During the production of recombinant glycoproteins, even slight process variations might lead to changes in glycosylation. Unlike the primary sequence of a protein (that can be engineered at the DNA level), the structure of glycans is not encoded in the genome. The cells’ metabolic rate, the availability of nutrients, and the fermentation conditions effect the levels of precursors (nucleotide sugars) and biosynthetic enzymes, which ultimately determine the exact glycan composition. Therefore, it is critical to monitor glycosylation during the manufacturing of a biological drug.
- Modern quality-by-design (QbD) and continuous manufacturing principles demand glycan analysis methods that are fast, high-throughput, accurate, reproducible, and flexible.

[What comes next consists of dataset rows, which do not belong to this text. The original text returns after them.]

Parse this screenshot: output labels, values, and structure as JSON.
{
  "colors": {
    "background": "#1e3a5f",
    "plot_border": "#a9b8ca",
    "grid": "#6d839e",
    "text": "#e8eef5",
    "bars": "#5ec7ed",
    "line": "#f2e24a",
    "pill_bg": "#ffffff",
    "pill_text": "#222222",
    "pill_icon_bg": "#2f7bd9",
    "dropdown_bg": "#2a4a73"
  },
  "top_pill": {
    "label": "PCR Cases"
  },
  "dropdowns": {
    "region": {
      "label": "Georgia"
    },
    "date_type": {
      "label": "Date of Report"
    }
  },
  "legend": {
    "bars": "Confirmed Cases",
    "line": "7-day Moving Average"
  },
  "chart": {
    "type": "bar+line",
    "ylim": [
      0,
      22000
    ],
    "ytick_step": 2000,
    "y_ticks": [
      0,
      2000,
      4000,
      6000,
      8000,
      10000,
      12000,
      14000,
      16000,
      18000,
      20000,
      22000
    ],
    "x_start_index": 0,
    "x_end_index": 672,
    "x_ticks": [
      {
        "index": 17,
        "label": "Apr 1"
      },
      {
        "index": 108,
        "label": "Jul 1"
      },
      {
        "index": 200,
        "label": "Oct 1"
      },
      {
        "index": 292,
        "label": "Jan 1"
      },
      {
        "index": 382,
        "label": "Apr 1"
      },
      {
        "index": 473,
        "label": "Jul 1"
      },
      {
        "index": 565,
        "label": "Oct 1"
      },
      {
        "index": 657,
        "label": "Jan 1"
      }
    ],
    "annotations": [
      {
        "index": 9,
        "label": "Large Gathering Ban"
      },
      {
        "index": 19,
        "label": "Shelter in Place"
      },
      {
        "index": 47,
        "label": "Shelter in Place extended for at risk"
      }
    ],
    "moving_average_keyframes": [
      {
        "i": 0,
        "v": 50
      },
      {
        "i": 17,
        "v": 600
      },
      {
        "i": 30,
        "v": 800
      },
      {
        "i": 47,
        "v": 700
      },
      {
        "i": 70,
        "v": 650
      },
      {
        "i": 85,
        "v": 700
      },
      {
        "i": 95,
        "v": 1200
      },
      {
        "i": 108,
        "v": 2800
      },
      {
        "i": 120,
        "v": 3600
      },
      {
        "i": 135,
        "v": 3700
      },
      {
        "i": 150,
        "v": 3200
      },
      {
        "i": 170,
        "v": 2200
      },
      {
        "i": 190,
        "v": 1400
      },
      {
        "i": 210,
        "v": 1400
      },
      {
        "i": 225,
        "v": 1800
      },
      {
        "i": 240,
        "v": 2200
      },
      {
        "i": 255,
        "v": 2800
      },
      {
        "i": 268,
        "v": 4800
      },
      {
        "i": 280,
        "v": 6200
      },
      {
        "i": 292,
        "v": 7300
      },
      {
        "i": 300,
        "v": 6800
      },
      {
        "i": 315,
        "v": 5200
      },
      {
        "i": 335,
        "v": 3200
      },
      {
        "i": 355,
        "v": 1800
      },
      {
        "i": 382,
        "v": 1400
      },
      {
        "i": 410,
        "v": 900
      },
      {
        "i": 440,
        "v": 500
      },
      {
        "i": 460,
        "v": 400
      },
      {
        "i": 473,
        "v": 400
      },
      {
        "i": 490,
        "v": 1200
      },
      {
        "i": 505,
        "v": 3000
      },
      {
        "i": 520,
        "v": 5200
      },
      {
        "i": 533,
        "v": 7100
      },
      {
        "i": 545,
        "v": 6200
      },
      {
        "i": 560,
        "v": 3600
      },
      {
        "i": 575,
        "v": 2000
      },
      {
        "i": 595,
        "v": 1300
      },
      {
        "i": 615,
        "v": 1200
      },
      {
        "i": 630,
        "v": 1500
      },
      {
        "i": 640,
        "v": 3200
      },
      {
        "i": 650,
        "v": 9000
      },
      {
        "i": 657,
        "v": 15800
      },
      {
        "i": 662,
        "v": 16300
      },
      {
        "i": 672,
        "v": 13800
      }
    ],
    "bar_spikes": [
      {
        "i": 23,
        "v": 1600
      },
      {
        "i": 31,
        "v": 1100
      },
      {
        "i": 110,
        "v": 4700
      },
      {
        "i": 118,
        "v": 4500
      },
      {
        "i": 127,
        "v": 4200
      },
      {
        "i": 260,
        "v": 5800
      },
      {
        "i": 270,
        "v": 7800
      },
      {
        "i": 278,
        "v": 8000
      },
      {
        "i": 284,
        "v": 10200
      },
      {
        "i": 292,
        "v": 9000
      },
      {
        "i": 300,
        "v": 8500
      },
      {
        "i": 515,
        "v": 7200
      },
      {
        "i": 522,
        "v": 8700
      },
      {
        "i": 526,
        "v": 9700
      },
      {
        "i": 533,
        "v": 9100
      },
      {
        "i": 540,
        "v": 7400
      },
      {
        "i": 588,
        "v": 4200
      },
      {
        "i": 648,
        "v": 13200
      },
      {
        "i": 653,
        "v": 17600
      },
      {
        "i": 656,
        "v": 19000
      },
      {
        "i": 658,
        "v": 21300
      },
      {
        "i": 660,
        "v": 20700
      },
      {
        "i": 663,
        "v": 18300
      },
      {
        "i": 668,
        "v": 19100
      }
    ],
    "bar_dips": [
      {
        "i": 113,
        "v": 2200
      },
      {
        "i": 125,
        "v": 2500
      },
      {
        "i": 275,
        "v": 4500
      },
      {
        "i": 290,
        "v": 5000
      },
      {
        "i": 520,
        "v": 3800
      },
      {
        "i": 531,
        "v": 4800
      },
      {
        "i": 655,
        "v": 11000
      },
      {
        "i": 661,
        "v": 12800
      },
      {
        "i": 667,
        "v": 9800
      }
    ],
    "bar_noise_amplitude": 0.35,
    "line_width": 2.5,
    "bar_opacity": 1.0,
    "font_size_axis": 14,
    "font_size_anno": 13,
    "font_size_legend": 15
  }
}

- To overcome time constraints in N-glycan release by PNGase F, NEB developed a novel enzyme, Rapid™ PNGase F (P0710), for deglycosylation of antibodies and fusion proteins in minutes. Rapid™ PNGase F completely removes all N-glycan sites without bias, allowing the measurement of all species (regardless of abundance) with accuracy.
- N-glycans have to be labeled with fluorescent tags for sensitive detection and quantitation during liquid chromatography coupled with fluorescence detection (LC-FLD). These fluorescent tags might also assist ionization for mass spectrometry (MS), or bear charges for capillary electrophoresis (CE). Commonly used tags are 2-aminobenzamide (2AB), 2-aminobenzoic acid (2AA), procainamide (PCA), and 8-Aminopyrene-1,3,6-trisulfonic acid (APTS, which is used in CE).
- These tags are introduced via reductive amination, in the presence of an acid catalyst and a reducing agent.
- Detailed structural analysis of released N-glycans is possible by a combination of LC-MS analysis, which identifies N-glycans by retention time and exact mass, coupled with an exoglycosidase array analysis (N-Glycan Sequencing Kit E0577s).